À vrai dire, il serait osé de la part de celui-ci de vouloir prétendre connaître l’exacte vérité sur tous les événements de la vie de Marie Stuart. Ce à quoi il peut parvenir, ce n’est qu’à un maximum de vraisemblance et même ce qu’il jugera de bonne foi être purement objectif sera toujours subjectif. Les sources n’étant pas pures, il lui faudra faire jaillir la lumière de l’obscurité, les récits contemporains se contredisant, il devra, en présence du moindre détail de ce procès, choisir entre les témoignages à charge et ceux à décharge. Et aussi prudent qu’il puisse être dans son choix, il sera obligé en toute honnêteté d’accompagner son opinion d’un point d’interrogation et d’avouer que tel ou tel acte de la vie de Marie Stuart est demeuré obscur et le demeurera probablement à jamais.

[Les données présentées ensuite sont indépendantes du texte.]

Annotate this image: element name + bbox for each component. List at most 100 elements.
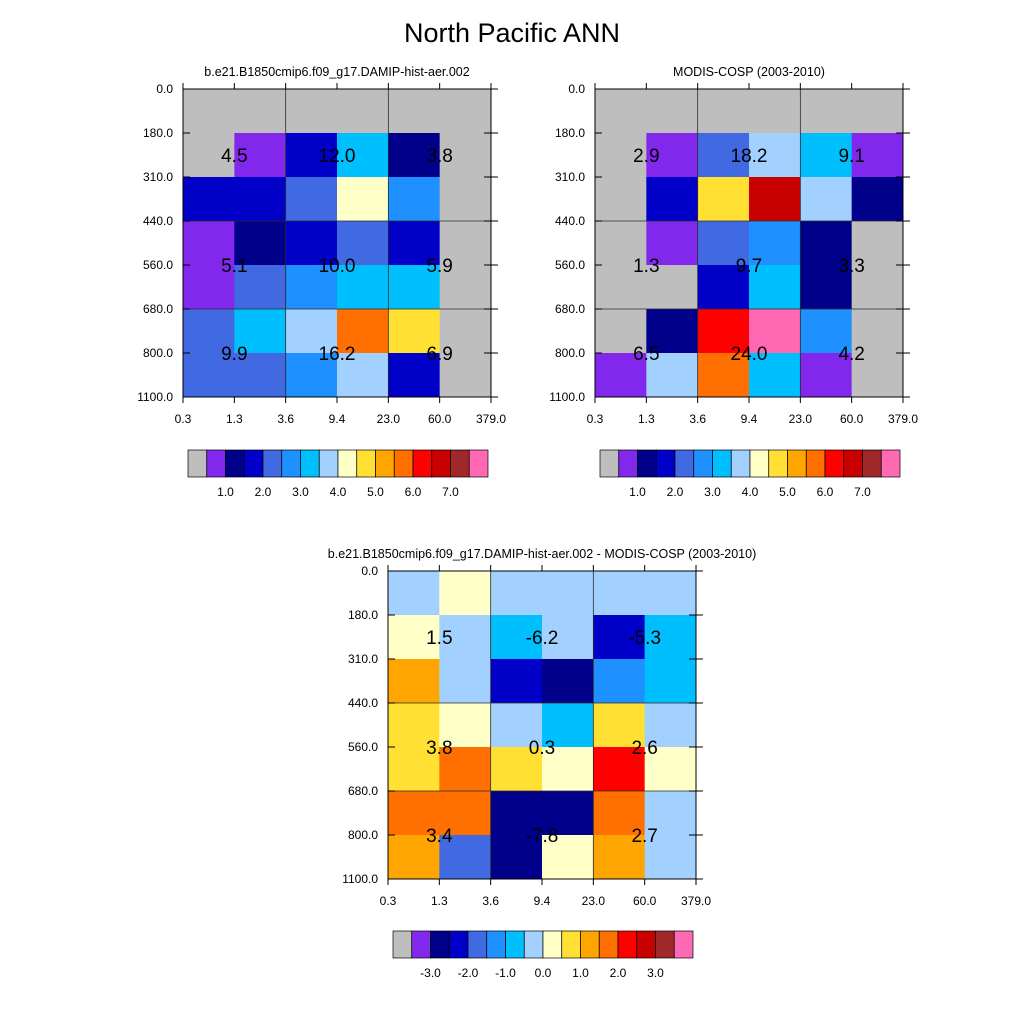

Dans le présent essai, un principe a donc été rigoureusement observé, celui de n’accorder aucune valeur aux déclarations arrachées par la torture, la contrainte et la peur : un véritable psychologue ne doit jamais considérer comme complets ou véridiques des aveux de ce genre. De même les rapports des ambassadeurs et des espions (c’était presque la même chose à cette époque) n’ont été utilisés qu’avec la plus extrême prudence et l’on a commencé par mettre en doute chaque document. Si toutefois nous nous sommes prononcé pour l’authenticité des sonnets et de la plus grande partie des lettres de la cassette, ce n’est qu’à la suite d’un examen des plus sévères et en présence de motifs capables d’entraîner notre conviction personnelle. Chaque fois que nous avons rencontré dans les documents de l’époque deux affirmations opposées, nous nous sommes enquis soigneusement des sources et des raisons politiques de chacune d’elles : et lorsqu’une décision en faveur de l’une ou de l’autre était inévitable, notre dernier critérium fut toujours de nous demander dans quelle mesure tel ou tel acte pouvait s’harmoniser au point de vue psychologique avec l’ensemble du caractère.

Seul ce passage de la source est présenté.